I took the last 10,000 non-mailing-list E-mails sent to us, and 2.5% would be blocked by your regex. That's selecting *our* data, not selecting data to fit my position. If you have better data, please share it.

The false positive problem is this, where "positive" is a "reject" :


positives = true positives + false positives

Your "data" (non-rejected messages) is not even part of the equation. Your data is the "negatives", ie, the non-rejects.

Please stick to facts Len. :)


I don't use "new math." 100% of E-mail to @declude.com is delivered. The E-mail that is marked as spam is reviewed and if there are any false positives, they get moved in with the "good mail." So those 10,000 E-mails include E-mails no matter how many spam tests they may have failed.

Of those 10,000 E-mails that people attempted to send us, 2.5% would have failed your test. That's a 2.5% false positive ratio.

Please, Len, if you aren't sure how I am coming up with something, either ask or guess, don't assume. Rather than making an accurate statement ("I think your data..." or "Assuming that your data..."), you made a completely false statement. I don't like being harsh, but you keep avoiding answering questions (such as the list of well-known ISPs you refer to that have been blocking non-vanity reverse DNS entries), and keep making false statements. We're all wrong occasionally (me too!), but you're really pushing the limits.

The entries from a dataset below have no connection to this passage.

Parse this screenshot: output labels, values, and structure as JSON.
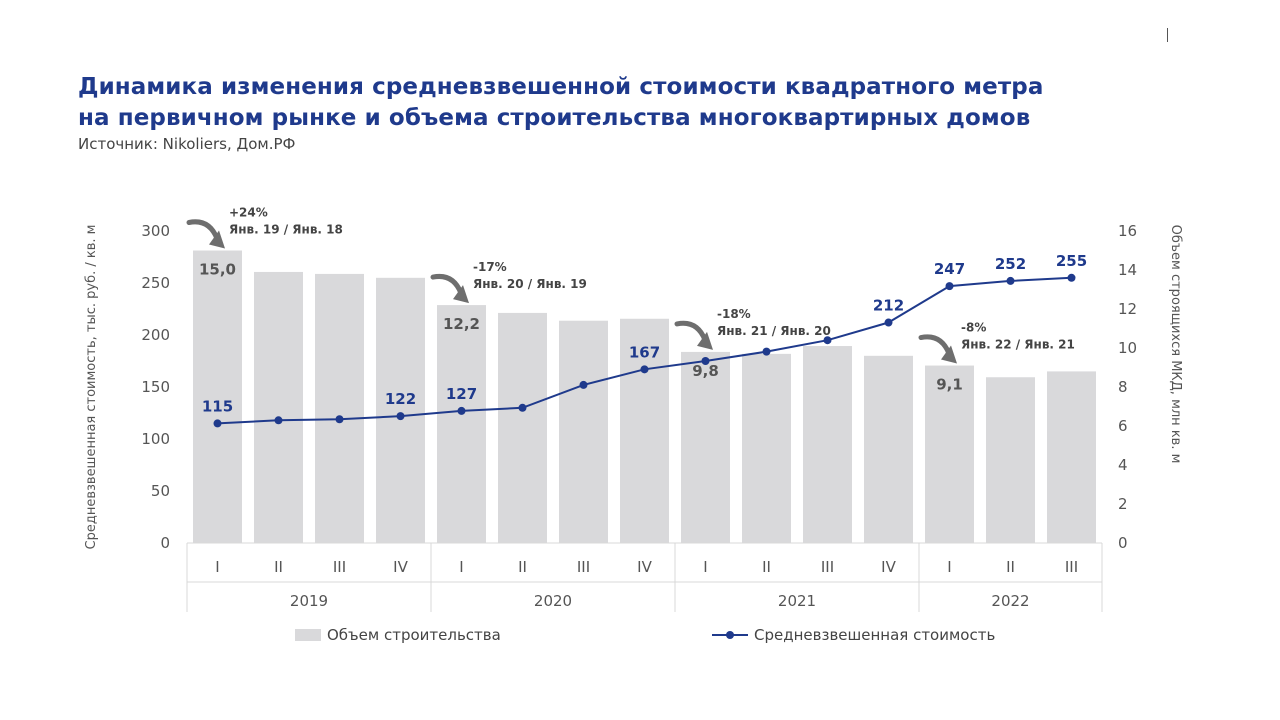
{
  "header": {
    "title_line1": "Динамика изменения средневзвешенной стоимости квадратного метра",
    "title_line2": "на первичном рынке и объема строительства многоквартирных домов",
    "source": "Источник: Nikoliers, Дом.РФ"
  },
  "colors": {
    "title": "#1f3a8c",
    "bars": "#d9d9db",
    "line": "#1f3a8c",
    "annotation_arrow": "#6e6e6e",
    "text": "#444444"
  },
  "chart_data": {
    "type": "bar+line",
    "categories": [
      "I",
      "II",
      "III",
      "IV",
      "I",
      "II",
      "III",
      "IV",
      "I",
      "II",
      "III",
      "IV",
      "I",
      "II",
      "III"
    ],
    "year_groups": [
      {
        "label": "2019",
        "count": 4
      },
      {
        "label": "2020",
        "count": 4
      },
      {
        "label": "2021",
        "count": 4
      },
      {
        "label": "2022",
        "count": 3
      }
    ],
    "series": [
      {
        "name": "Объем строительства",
        "type": "bar",
        "axis": "right",
        "values": [
          15.0,
          13.9,
          13.8,
          13.6,
          12.2,
          11.8,
          11.4,
          11.5,
          9.8,
          9.7,
          10.1,
          9.6,
          9.1,
          8.5,
          8.8
        ],
        "labels": {
          "0": "15,0",
          "4": "12,2",
          "8": "9,8",
          "12": "9,1"
        }
      },
      {
        "name": "Средневзвешенная стоимость",
        "type": "line",
        "axis": "left",
        "values": [
          115,
          118,
          119,
          122,
          127,
          130,
          152,
          167,
          175,
          184,
          195,
          212,
          247,
          252,
          255
        ],
        "labels": {
          "0": "115",
          "3": "122",
          "4": "127",
          "7": "167",
          "11": "212",
          "12": "247",
          "13": "252",
          "14": "255"
        }
      }
    ],
    "y_left": {
      "label": "Средневзвешенная стоимость, тыс. руб. / кв. м",
      "min": 0,
      "max": 300,
      "ticks": [
        0,
        50,
        100,
        150,
        200,
        250,
        300
      ]
    },
    "y_right": {
      "label": "Объем строящихся МКД, млн кв. м",
      "min": 0,
      "max": 16,
      "ticks": [
        0,
        2,
        4,
        6,
        8,
        10,
        12,
        14,
        16
      ]
    },
    "annotations": [
      {
        "index": 0,
        "pct": "+24%",
        "text": "Янв. 19 / Янв. 18"
      },
      {
        "index": 4,
        "pct": "-17%",
        "text": "Янв. 20 / Янв. 19"
      },
      {
        "index": 8,
        "pct": "-18%",
        "text": "Янв. 21 / Янв. 20"
      },
      {
        "index": 12,
        "pct": "-8%",
        "text": "Янв. 22 / Янв. 21"
      }
    ],
    "legend_position": "bottom"
  },
  "legend": {
    "bars_label": "Объем строительства",
    "line_label": "Средневзвешенная стоимость"
  }
}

I consider false positives to be percentage of total rejects, not a % of total legit. I don't care about legit mail. It's not the problem.

That's not how anti-spam companies calculate FPs. If you have 9,990 spams and 10 legitimate E-mails, and you block all 10,000 E-mails, you don't have a .1% FP ratio. You have a 100% FP ratio.

Come on, that's BS and you know it.

Len, that IS how it works. I've been working with anti-spam software since 1997. The false positive ratio is determined by dividing the number of legitimate E-mails that were treated as spam and dividing by the total number of legitimate E-mails. That's just how the formula works.


IMGate's method of rejecting E-mail is very useful, I do not doubt that. But using that method, it is nearly impossible to determine the false positive ratio (since you don't know the amount of legitimate E-mail that is rejected).

I block 10,000 messages as positive rejects (eg, using the "DSL subscriber PTR hostname" filter. Of those, 10 are legit, "false positives".

Rate of the FP in Total P is 10/10000 = 0.001 = 0.1 %

Yes. But that's not the false positive ratio. That says ".1% of the mail I reject is legitimate", not "I only reject .1% of legitimate E-mail." Both are useful numbers.


Imagine a hospital that runs cancer tests on patients. They test 1,000 patients, 1 of whom really has cancer. The tests says none of the 1,000 users has cancer. According to you, they have a .1% FP ratio. According to any statistician, they have a 100% FP ratio.

and [2] Everyone else should *only* use the reverse DNS entry filtering *if* it is used as part of an overall spam system (IE only blocking E-mail as a result of that *and* other failures).

Compound, weighted conditions are marginally more accurate...

Your method, if used on our server, would block at least 2.5% of our legitimate E-mail. That's 1 out of 25 E-mails. We use a weighted system here, that has somewhere around 1 FP out of 1,000 legitimate E-mails. The difference between 2.5% and .1% is not marginal.